Change your socks often. Change your socks once or twice a day, drying your feet thoroughly each time. Try pantyhose with cotton soles. Use over-the-counter foot powders to help absorb sweat.

Air your feet. Choose clothes suitable for your activity. Usually, wear natural fabrics such as cotton, wool, and silk that allow your skin to breathe. You can choose materials designed to wick moisture away from your skin while exercising. Try relaxation techniques. Consider relaxation techniques such as meditation and yoga. Activities such as yoga and meditation can help you learn to control the stress that triggers sweating.

Hyperhidrosis can cause discomfort and embarrassment. You may have difficulty enjoying work or recreational activities due to wet hands or feet or wet stains on clothing. You may feel anxious and withdrawn or self-conscious about your symptoms. Other people's reactions can make you angry or upset. In addition to talking to your doctor, you should consult a counselor or a psychologist.

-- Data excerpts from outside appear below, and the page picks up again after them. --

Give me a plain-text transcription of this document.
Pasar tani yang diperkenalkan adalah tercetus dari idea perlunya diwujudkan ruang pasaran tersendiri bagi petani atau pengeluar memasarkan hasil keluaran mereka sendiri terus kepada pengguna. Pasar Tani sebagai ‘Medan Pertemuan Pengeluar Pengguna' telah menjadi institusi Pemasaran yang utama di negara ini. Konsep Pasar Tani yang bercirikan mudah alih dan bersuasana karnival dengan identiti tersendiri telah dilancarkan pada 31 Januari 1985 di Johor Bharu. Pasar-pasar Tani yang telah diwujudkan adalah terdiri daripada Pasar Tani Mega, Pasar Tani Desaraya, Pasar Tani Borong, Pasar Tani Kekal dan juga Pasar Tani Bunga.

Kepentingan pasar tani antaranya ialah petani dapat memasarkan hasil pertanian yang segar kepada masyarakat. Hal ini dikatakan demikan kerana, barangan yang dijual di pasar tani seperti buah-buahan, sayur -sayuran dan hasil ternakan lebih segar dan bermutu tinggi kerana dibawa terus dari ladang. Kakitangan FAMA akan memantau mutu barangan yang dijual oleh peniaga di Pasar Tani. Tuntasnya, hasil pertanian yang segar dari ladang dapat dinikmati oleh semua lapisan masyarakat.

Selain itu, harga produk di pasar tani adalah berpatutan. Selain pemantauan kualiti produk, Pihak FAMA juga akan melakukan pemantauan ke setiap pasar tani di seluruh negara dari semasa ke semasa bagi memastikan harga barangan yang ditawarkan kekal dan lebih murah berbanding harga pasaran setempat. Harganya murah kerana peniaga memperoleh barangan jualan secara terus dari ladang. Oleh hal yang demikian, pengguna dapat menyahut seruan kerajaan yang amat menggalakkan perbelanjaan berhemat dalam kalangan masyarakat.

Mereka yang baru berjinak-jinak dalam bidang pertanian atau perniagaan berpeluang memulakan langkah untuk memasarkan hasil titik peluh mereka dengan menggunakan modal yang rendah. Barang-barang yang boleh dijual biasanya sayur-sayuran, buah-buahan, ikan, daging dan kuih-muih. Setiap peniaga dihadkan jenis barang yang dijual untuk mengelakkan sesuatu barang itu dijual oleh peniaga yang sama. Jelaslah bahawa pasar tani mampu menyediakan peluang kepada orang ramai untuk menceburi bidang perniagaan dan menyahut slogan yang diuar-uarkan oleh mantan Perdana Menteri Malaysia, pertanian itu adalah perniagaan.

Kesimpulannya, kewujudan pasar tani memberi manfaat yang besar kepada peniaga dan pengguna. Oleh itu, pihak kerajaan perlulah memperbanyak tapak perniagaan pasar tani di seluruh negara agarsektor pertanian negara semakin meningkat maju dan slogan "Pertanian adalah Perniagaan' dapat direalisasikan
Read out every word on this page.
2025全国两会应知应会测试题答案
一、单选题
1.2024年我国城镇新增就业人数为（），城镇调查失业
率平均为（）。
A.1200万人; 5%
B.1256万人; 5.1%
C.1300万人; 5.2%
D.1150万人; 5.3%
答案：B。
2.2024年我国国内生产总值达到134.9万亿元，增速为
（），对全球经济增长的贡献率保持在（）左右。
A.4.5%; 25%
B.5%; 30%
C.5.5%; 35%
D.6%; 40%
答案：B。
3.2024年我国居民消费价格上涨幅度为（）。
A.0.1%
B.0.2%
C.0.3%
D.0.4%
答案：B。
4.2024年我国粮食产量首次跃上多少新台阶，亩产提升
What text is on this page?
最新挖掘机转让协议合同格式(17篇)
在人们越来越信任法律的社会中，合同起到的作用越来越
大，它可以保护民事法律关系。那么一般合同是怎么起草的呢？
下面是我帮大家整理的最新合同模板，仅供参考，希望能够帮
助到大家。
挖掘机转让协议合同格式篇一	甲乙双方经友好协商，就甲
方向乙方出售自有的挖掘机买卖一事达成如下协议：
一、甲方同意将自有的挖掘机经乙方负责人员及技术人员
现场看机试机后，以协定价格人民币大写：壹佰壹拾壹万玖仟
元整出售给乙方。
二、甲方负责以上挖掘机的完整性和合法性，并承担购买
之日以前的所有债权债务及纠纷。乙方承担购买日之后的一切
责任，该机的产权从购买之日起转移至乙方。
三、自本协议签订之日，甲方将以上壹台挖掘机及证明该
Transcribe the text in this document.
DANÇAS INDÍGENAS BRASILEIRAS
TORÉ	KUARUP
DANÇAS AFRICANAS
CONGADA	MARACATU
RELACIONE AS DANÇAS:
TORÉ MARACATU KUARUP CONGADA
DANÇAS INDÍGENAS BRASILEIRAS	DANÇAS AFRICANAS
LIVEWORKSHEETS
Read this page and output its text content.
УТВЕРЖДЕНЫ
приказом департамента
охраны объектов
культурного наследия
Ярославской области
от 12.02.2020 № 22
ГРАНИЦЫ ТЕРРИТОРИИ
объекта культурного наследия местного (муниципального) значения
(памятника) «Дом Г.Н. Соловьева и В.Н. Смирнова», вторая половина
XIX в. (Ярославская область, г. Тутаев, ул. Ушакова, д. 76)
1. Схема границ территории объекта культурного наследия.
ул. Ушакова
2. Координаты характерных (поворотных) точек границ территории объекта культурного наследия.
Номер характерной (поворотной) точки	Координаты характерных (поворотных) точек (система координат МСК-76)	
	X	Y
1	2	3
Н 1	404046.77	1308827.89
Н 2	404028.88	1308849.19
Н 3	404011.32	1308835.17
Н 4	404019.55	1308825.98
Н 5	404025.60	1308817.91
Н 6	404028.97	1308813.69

You may find it helpful to talk to other people with hyperhidrosis. You can start by seeing your primary care provider. They may refer you to a dermatologist (dermatologist). Your care may include a neurologist or a surgeon if your condition does not respond to initial treatments.

What are the Causes and Risk Factors of Hyperhidrosis?

Hyperhidrosis, or excessive sweating, is the result of overactive sweat glands.

Sweating is how the body naturally cools itself and prevents overheating. Your nervous system signals your body to produce sweat when your temperature rises, for example, after a workout, when the temperature is hot, or when you're feeling anxious or nervous.

How Much Is Sweating Normal?

If you are sweating in any of the scenarios mentioned above and sweating is not disrupting your daily life, you are probably sweating an average amount. But in the case of hyperhidrosis, excessive sweating happens without triggers like heat and exercise, and you may sweat even when your body temperature isn't rising.

Frequently Asked Questions in Hyperhidrosis

Sweating is a natural response to certain conditions, such as hot weather, physical activity, stress, and feelings of fear or anger. You sweat more than usual with excessive local sweating for no apparent reason. The underlying cause depends on the type of hyperhidrosis you have.

The most commonly used drugs to manage excessive sweating are anticholinergics. These include glycopyrrolate, oxybutynin, benztropine, propantheline, and others. Many hyperhidrosis patients experience success with anticholinergic therapy. It is recommended that you consult your doctor and use prescription medication.